И он, радостный, повторял – «медве-дики… милые мои медве-дики…» – и прикусывал с ее губок вишни, пьяные вишни, от Альберта.

Два дня пробыла она, увлекая его на тройках за город. Крепко морозные были ночи, в искрах и стрелках инея. В кудряво-седых березах по большаку, в хрусте и скрипе снега, под месяцем туманным, дальним, круглым, как яблочко, мчались они в просторах, ища чего-то, рвали из ночи ласки.

– Ах, Люси!…

– Ми-лый…

– Скоро уедешь…

– Ми-лый…

Дурманило новыми духами – «10-20», «божественными»: «dixvingt». Сладкие они были, вязкие. Раньше она душилась ландышем. Привлекая его к себе, укрывая мохнатой муфтой, подарком добрячки-Машеньки, Люси шептала:

– Стеф… пожалей меня…

– Разве ты так несчастна?… – спрашивал он, страдая.

– Бабы так говорят – «пожалей»… приласкай!

Новые были у ней слова, новое что-то в тоне, новый, далекий, взгляд, словно она – не здесь. Студия так меняет?… И то, что почувствовал в ней тогда, в [87] жарком купэ вагона, когда спала-не спала она, в чутком оцепенении, что томило его тревогой, чувствовал и теперь Бураев – в дрожи ее объятий. Не та Люси?… И – как-будто, вернулось то, что казалось почти забытым: первые дни свиданий, весенних, страстных.

Она приезжала аккуратно, каждые две недели, – дарила страстью. Заглушая тоску по ней и рождавшуюся порой тревогу, он все дни проводил в полку, а ночами сидел над книжками. Надо было платить долги. Какой-то скорняк Ловягин подал счет на пятьсот рублей – за муфту, боа и шапочку! А Люси говорила – уплатила. Пришлось написать отцу. Приносили счета из лавок, троечник приставал «с расчетцем».
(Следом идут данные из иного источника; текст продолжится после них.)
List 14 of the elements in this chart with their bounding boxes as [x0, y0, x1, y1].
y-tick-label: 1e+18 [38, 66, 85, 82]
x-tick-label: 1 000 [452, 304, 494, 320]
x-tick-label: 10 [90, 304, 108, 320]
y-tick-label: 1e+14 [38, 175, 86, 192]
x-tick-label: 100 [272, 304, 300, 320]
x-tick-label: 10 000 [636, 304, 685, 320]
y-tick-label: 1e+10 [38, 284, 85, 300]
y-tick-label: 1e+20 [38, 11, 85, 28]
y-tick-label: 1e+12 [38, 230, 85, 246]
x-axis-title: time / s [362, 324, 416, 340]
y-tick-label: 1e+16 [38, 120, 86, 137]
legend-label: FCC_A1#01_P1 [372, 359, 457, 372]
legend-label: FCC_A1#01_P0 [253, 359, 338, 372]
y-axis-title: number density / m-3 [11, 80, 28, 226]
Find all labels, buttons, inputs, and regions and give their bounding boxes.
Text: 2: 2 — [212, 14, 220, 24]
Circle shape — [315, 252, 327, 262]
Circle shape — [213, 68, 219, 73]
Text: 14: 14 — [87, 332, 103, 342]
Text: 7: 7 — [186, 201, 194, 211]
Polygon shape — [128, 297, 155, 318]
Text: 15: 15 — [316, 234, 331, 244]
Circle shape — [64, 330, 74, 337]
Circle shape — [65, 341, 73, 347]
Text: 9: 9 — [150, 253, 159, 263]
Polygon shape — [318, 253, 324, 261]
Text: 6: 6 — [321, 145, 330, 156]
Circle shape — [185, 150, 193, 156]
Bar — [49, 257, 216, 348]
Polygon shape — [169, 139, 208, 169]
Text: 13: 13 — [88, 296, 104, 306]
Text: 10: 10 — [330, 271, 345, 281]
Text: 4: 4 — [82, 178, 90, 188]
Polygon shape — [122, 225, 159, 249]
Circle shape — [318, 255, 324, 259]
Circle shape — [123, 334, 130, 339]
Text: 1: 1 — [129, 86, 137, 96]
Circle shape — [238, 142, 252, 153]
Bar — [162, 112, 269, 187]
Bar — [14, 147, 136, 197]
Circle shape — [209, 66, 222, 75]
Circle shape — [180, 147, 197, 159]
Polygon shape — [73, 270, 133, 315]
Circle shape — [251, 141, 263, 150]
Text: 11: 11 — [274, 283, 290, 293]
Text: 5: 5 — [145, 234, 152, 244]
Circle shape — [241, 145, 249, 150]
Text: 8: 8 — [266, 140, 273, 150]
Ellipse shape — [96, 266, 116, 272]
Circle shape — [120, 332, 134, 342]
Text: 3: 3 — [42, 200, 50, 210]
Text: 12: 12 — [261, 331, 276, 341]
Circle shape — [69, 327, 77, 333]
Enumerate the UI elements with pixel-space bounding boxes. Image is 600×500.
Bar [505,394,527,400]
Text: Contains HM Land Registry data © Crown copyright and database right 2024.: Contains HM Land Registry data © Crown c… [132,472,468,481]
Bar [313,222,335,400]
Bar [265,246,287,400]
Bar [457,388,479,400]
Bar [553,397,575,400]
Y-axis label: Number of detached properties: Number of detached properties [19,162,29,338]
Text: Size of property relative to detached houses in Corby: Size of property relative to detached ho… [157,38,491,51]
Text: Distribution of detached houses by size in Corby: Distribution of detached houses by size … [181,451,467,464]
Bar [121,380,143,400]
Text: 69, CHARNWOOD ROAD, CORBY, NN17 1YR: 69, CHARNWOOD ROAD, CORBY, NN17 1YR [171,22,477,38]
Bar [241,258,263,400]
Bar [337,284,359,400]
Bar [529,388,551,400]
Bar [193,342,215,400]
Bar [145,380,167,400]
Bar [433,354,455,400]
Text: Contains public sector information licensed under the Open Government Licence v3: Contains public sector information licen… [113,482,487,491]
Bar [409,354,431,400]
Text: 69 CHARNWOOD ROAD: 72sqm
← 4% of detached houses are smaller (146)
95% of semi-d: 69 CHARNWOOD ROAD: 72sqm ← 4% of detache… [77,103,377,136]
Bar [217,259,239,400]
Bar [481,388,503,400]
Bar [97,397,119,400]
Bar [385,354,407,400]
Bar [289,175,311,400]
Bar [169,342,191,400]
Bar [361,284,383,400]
Машенька умоляла: «тебе тяжело, я знаю… прими от меня, взаймы!» Он отклонил шутливо: «миленькая, не в деньгах счастье!»

Пришло неожиданно письмо, от Ниды, тронуло задушевностью. «А я все об вас мечтаюсь, дорогой Степочка, уж простите, привычно так. Скушно мне без вас стало, как встретились. Навестите вашу навеки Нидочку». И так захотелось к ней, показалась такой родной… Подумал: «была бы верная, до конца, «без грима». Было еще в письме: «Бывает с человеком, вот затоскует-затоскует, заноет сердце! Когда приключится грусть, вспомните обо мне, Нидочка вас приветит». Он ответил ей сдержано: будет в Москве – заедет. Подумал – и приписал, что целует мягкие ее ручки, – «помнишь, играли в шлепанки?» – что очень рад, получилось письмо в тяжелую минуту.

В студии очень ладилось: «через годик и публике покажут, все от меня в восторге». [88]

Пасху пробыли вместе. Торопилась на Фоминой: «идут репетиции, к экзаменам… В. до безумства строгий, такую горячку порет!» Но он упросил остаться: весна какая! Смотрели разлив с обрыва, как медленно отходили воды, как розовые стекла отставших луж нежно мерцали на закате.

Прошла и Фоминая. Он умолял – останься!

– Что же тогда… бросать?!… Что за… ребячество!…

Буйно цвела черемуха. Начинали венчаться вишни. Тихие вечера томили. Тихая, грустная Люси нежно белелась на обрыве, смотрела в даль. Накануне ее отъезда Бураев опять сказал:

– Ну, хоть один денечек… скоро уходим в лагерь?…

Прошла неделя. Все уже распускалось. Лиловатые елочки сиреней осыпали вершинки. Желтые «бубенцы» пышно сияли в вазах. Телеграмма из студии: «десятого экзамен, будьте».

– Ну вот, и напоминание… так это неприятно. Проходим Чехова, через меня задержка! В. ужасно требователен… – говорила Люси взволнованно. – Завтра я непременно еду.

И она побежала отправить телеграмму. Пришел Валясик.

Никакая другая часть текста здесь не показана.